En février 2017, l'ONUDC a organisé à Ouagadougou un atelier national de formation à l'intention des agences d'application des lois, de procureurs et de juges. Cet atelier a été organisé grâce au soutien du gouvernement Belge.

Au cours de cet atelier, 31 juges, procureurs, policiers, gendarmes, fonctionnaires des services de renseignement financier et agents des douanes ont partagé leurs expériences en matière d'enquêtes, de poursuites et de jugement de cas de terrorisme, notamment concernant leurs bonnes pratiques.

Les participants, venant de Ouagadougou, Bobo-Dioulasso, Koudougou, Ouahigouya, se sont également penchés ensemble, en groupes représentants différents services, sur une fausse affaire criminelle conçue pour les amener à s'engager activement et à trouver des solutions ensemble aux problèmes au cœur de l'affaire.

L'un des objectifs de l'atelier était de faire en sorte que les divers organismes de justice pénale chargés des affaires de terrorisme (et de son financement) travaillent mieux ensemble, en favorisant leur compréhension mutuelle.

Jusqu'à présent, et malgré les nombreuses attaques terroristes dans la région, aucune condamnation pour le financement du terrorisme n'a eu lieu dans les pays du Sahel, même si la plupart d'entre eux ont adopté des lois contre le financement du terrorisme qui le rendent une infraction pénale.

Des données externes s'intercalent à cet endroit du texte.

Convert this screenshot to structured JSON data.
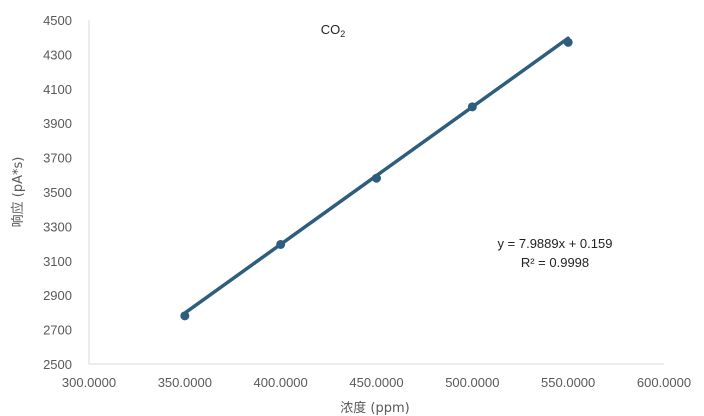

Ce manque de traitement et d'arbitrage des cas de financement du terrorisme montre qu'il est urgent d'aborder cette question et de soutenir les pays de la région sur la façon de détecter le financement du terrorisme, de recueillir et de gérer les renseignements financiers pour enquêter et poursuivre efficacement le financement des cas de terrorisme.

A travers son Bureau régional pour l'Afrique de l'Ouest et du Centre (ROSEN), basé à Dakar, et le Bureau de Prévention du terrorisme (TPB), l'ONUDC inscrit cet atelier dans son Programme Sahel, élaboré en tant que Contribution de l'ONUDC à la Stratégie intégrée des Nations Unies pour le Sahel (SINUS). L'ONUDC vise à fournir un appui aux entités du système de justice pénale afin de maintenir le respect de l'Etat de Droit au cœur des mesures de justice pénales contre le terrorisme.